After more than one and a half years of negotiations, Microsoft Corp. and Yahoo! inked an agreement under which Microsoft Bing search engine will power search of Yahoo!, while the latter will become the exclusive worldwide relationship sales force for both companies’ premium search advertisers. The move is clearly aimed against Google, but it remains to be seen whether Microsoft and Yahoo! succeed in capturing search and ad market share from the leader.

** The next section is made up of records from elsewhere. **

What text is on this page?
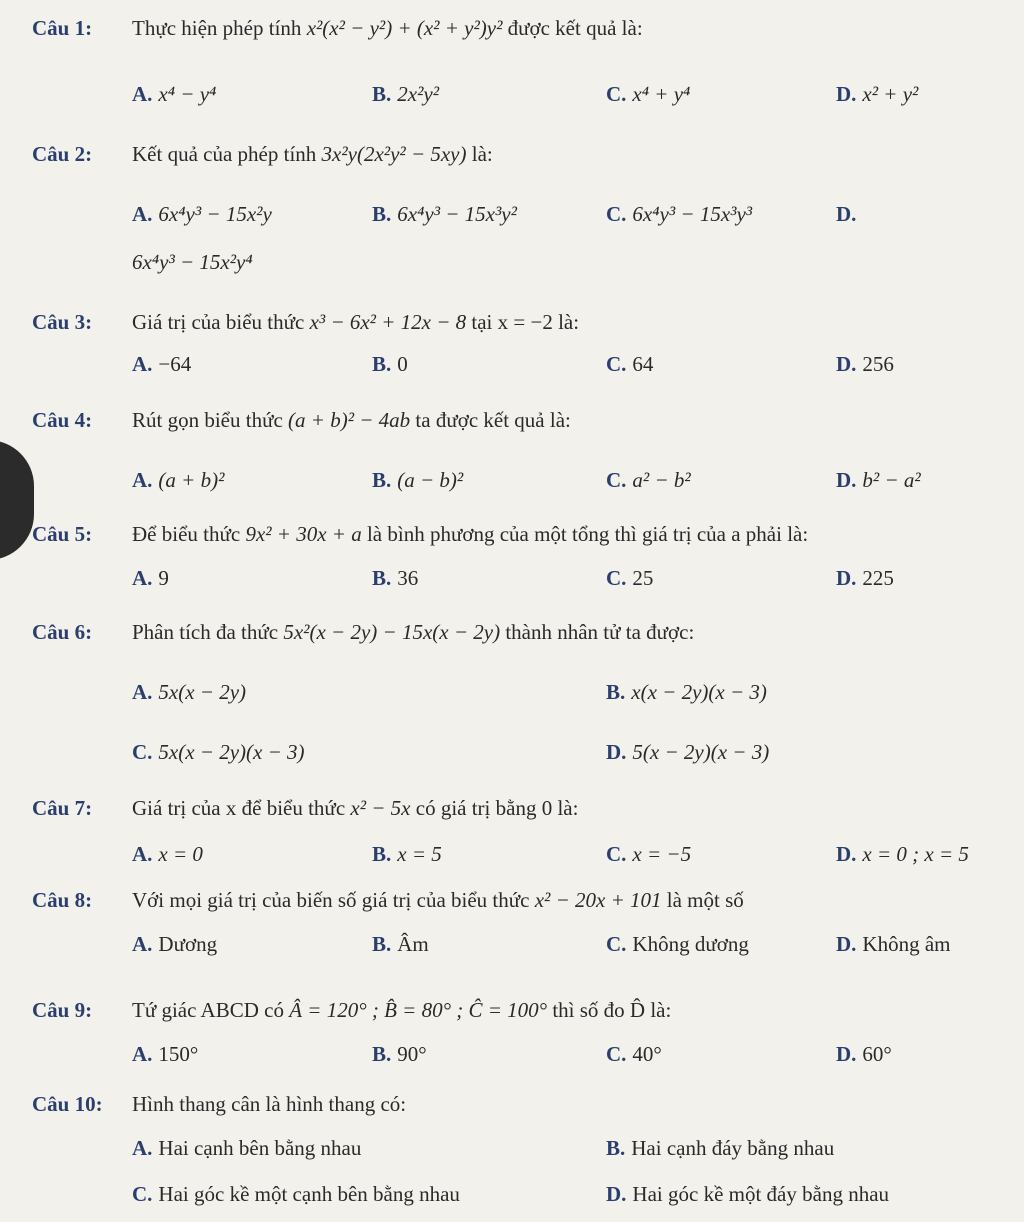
Câu 1:	Thực hiện phép tính x²(x² − y²) + (x² + y²)y² được kết quả là:
A. x⁴ − y⁴	B. 2x²y²	C. x⁴ + y⁴	D. x² + y²
Câu 2:	Kết quả của phép tính 3x²y(2x²y² − 5xy) là:
A. 6x⁴y³ − 15x²y	B. 6x⁴y³ − 15x³y²	C. 6x⁴y³ − 15x³y³	D.
6x⁴y³ − 15x²y⁴
Câu 3:	Giá trị của biểu thức x³ − 6x² + 12x − 8 tại x = −2 là:
A. −64	B. 0	C. 64	D. 256
Câu 4:	Rút gọn biểu thức (a + b)² − 4ab ta được kết quả là:
A. (a + b)²	B. (a − b)²	C. a² − b²	D. b² − a²
Câu 5:	Để biểu thức 9x² + 30x + a là bình phương của một tổng thì giá trị của a phải là:
A. 9	B. 36	C. 25	D. 225
Câu 6:	Phân tích đa thức 5x²(x − 2y) − 15x(x − 2y) thành nhân tử ta được:
A. 5x(x − 2y)	B. x(x − 2y)(x − 3)
C. 5x(x − 2y)(x − 3)	D. 5(x − 2y)(x − 3)
Câu 7:	Giá trị của x để biểu thức x² − 5x có giá trị bằng 0 là:
A. x = 0	B. x = 5	C. x = −5	D. x = 0 ; x = 5
Câu 8:	Với mọi giá trị của biến số giá trị của biểu thức x² − 20x + 101 là một số
A. Dương	B. Âm	C. Không dương	D. Không âm
Câu 9:	Tứ giác ABCD có Â = 120° ; B̂ = 80° ; Ĉ = 100° thì số đo D̂ là:
A. 150°	B. 90°	C. 40°	D. 60°
Câu 10:	Hình thang cân là hình thang có:
A. Hai cạnh bên bằng nhau	B. Hai cạnh đáy bằng nhau
C. Hai góc kề một cạnh bên bằng nhau	D. Hai góc kề một đáy bằng nhau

“Through this agreement with Yahoo!, we will create more innovation in search, better value for advertisers and real consumer choice in a market currently dominated by a single company. Success in search requires both innovation and scale. With our new Bing search platform, we’ve created breakthrough innovation and features. This agreement with Yahoo! will provide the scale we need to deliver even more rapid advances in relevancy and usefulness,” said Steve Ballmer, chief executive officer of Microsoft.

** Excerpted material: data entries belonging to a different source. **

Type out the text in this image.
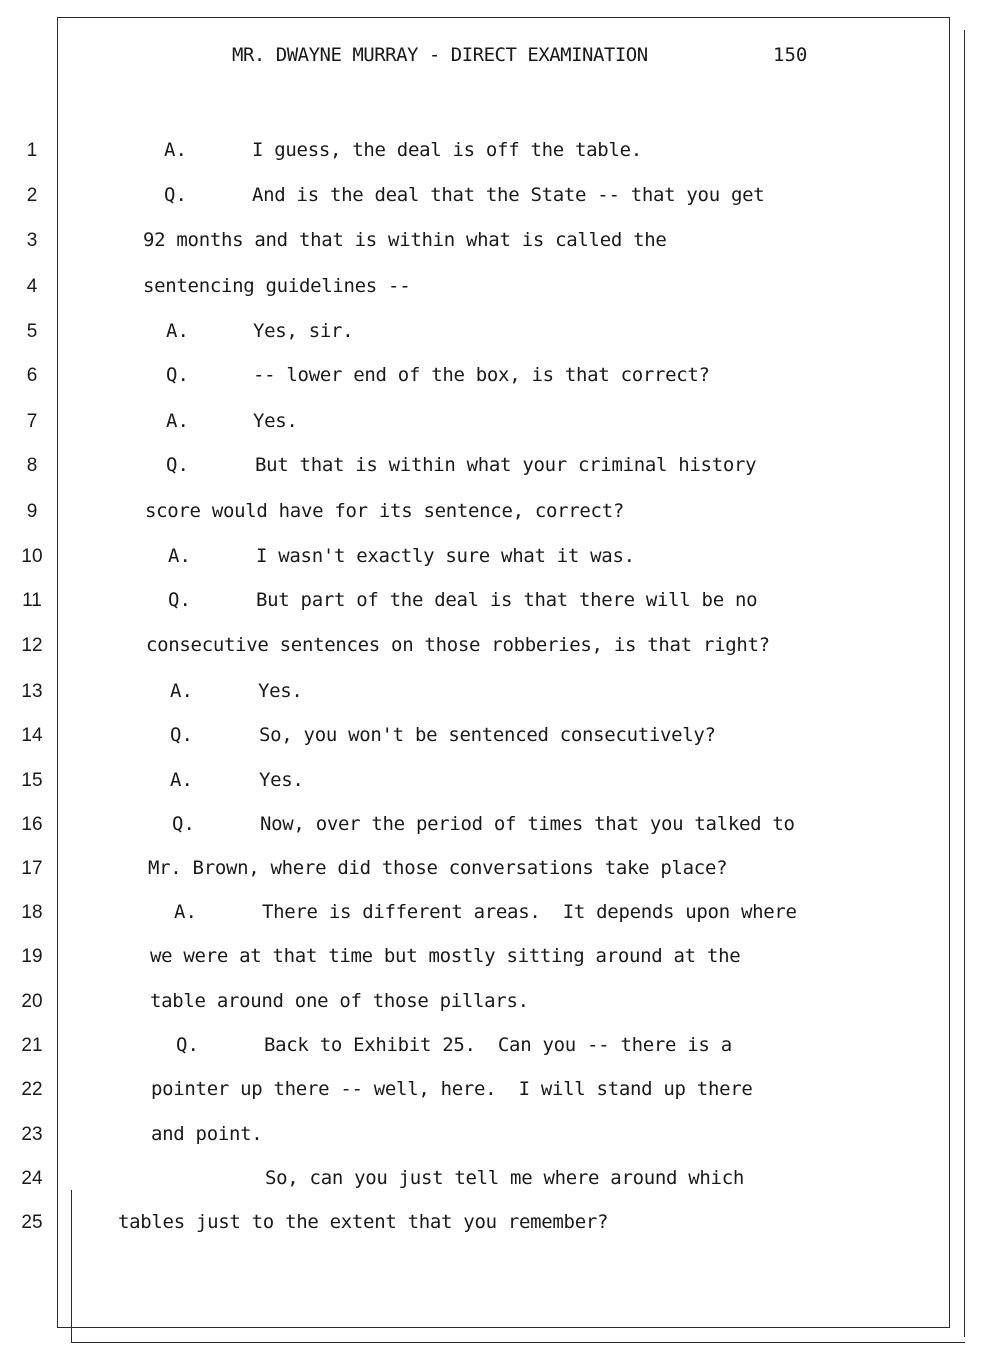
MR. DWAYNE MURRAY - DIRECT EXAMINATION	150
1	A.	I guess, the deal is off the table.
2	Q.	And is the deal that the State -- that you get
3	92 months and that is within what is called the
4	sentencing guidelines --
5	A.	Yes, sir.
6	Q.	-- lower end of the box, is that correct?
7	A.	Yes.
8	Q.	But that is within what your criminal history
9	score would have for its sentence, correct?
10	A.	I wasn't exactly sure what it was.
11	Q.	But part of the deal is that there will be no
12	consecutive sentences on those robberies, is that right?
13	A.	Yes.
14	Q.	So, you won't be sentenced consecutively?
15	A.	Yes.
16	Q.	Now, over the period of times that you talked to
17	Mr. Brown, where did those conversations take place?
18	A.	There is different areas.  It depends upon where
19	we were at that time but mostly sitting around at the
20	table around one of those pillars.
21	Q.	Back to Exhibit 25.  Can you -- there is a
22	pointer up there -- well, here.  I will stand up there
23	and point.
24	So, can you just tell me where around which
25	tables just to the extent that you remember?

Under this agreement, Yahoo! will focus on its core business of providing consumers with great experiences with the world’s favorite online destinations and Web products. Microsoft will acquire an exclusive 10 year license to Yahoo!’s core search technologies, and Microsoft will have the ability to integrate Yahoo! search technologies into its existing web search platforms. Microsoft’s Bing will be the exclusive algorithmic search and paid search platform for Yahoo! sites. Yahoo! will continue to use its technology and data in other areas of its business such as enhancing display advertising technology.

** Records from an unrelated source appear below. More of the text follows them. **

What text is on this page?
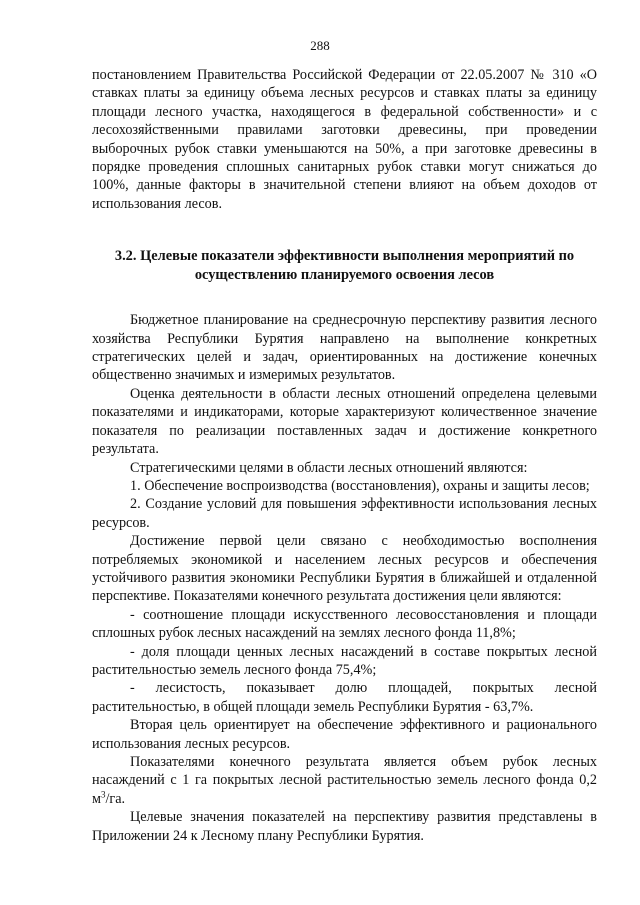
288

постановлением Правительства Российской Федерации от 22.05.2007 № 310 «О ставках платы за единицу объема лесных ресурсов и ставках платы за единицу площади лесного участка, находящегося в федеральной собственности» и с лесохозяйственными правилами заготовки древесины, при проведении выборочных рубок ставки уменьшаются на 50%, а при заготовке древесины в порядке проведения сплошных санитарных рубок ставки могут снижаться до 100%, данные факторы в значительной степени влияют на объем доходов от использования лесов.

3.2. Целевые показатели эффективности выполнения мероприятий по осуществлению планируемого освоения лесов

Бюджетное планирование на среднесрочную перспективу развития лесного хозяйства Республики Бурятия направлено на выполнение конкретных стратегических целей и задач, ориентированных на достижение конечных общественно значимых и измеримых результатов.

Оценка деятельности в области лесных отношений определена целевыми показателями и индикаторами, которые характеризуют количественное значение показателя по реализации поставленных задач и достижение конкретного результата.

Стратегическими целями в области лесных отношений являются:

1. Обеспечение воспроизводства (восстановления), охраны и защиты лесов;

2. Создание условий для повышения эффективности использования лесных ресурсов.

Достижение первой цели связано с необходимостью восполнения потребляемых экономикой и населением лесных ресурсов и обеспечения устойчивого развития экономики Республики Бурятия в ближайшей и отдаленной перспективе. Показателями конечного результата достижения цели являются:

- соотношение площади искусственного лесовосстановления и площади сплошных рубок лесных насаждений на землях лесного фонда 11,8%;

- доля площади ценных лесных насаждений в составе покрытых лесной растительностью земель лесного фонда 75,4%;

- лесистость, показывает долю площадей, покрытых лесной растительностью, в общей площади земель Республики Бурятия - 63,7%.

Вторая цель ориентирует на обеспечение эффективного и рационального использования лесных ресурсов.

Показателями конечного результата является объем рубок лесных насаждений с 1 га покрытых лесной растительностью земель лесного фонда 0,2 $м^3/га$.

Целевые значения показателей на перспективу развития представлены в Приложении 24 к Лесному плану Республики Бурятия.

Microsoft will compensate Yahoo! through a revenue sharing agreement on traffic generated on Yahoo!’s network of both owned and operated (O&O) and affiliate sites. Microsoft will pay traffic acquisition costs (TAC) to Yahoo! at an initial rate of 88% of search revenue generated on Yahoo!’s O&O sites during the first 5 years of the agreement.
At full implementation (expected to occur within 24 months following regulatory approval), Yahoo! estimates, based on current levels of revenue and current operating expenses, that this agreement will provide a benefit to annual GAAP operating income of approximately $500 million and capital expenditure savings of approximately $200 million. Yahoo! also estimates that this agreement will provide a benefit to annual operating cash flow of approximately $275 million.
According to Technology Business Research, the deal is a clear win for Microsoft, which receives the search volume it needs, without the risk and expense of a full acquisition of Yahoo!, all for a fraction of the proposed acquisition price.
“With Microsoft starting from less than a 10% share of search, and Google maintaining around 70%, it would take years for Microsoft to build any serious presence in the market. While Google’s share of the market and hold on consumers is formidable, Microsoft’s advertising deal with Yahoo! may be the best shot at succeeding in the market. This deal will instantly triple Microsoft’s share of the search market, providing the scale to attract a greater advertising base, creating the possibility to monetize its search and advertising assets for the first time,” said Allan B. Krans, a senior analyst at TBR.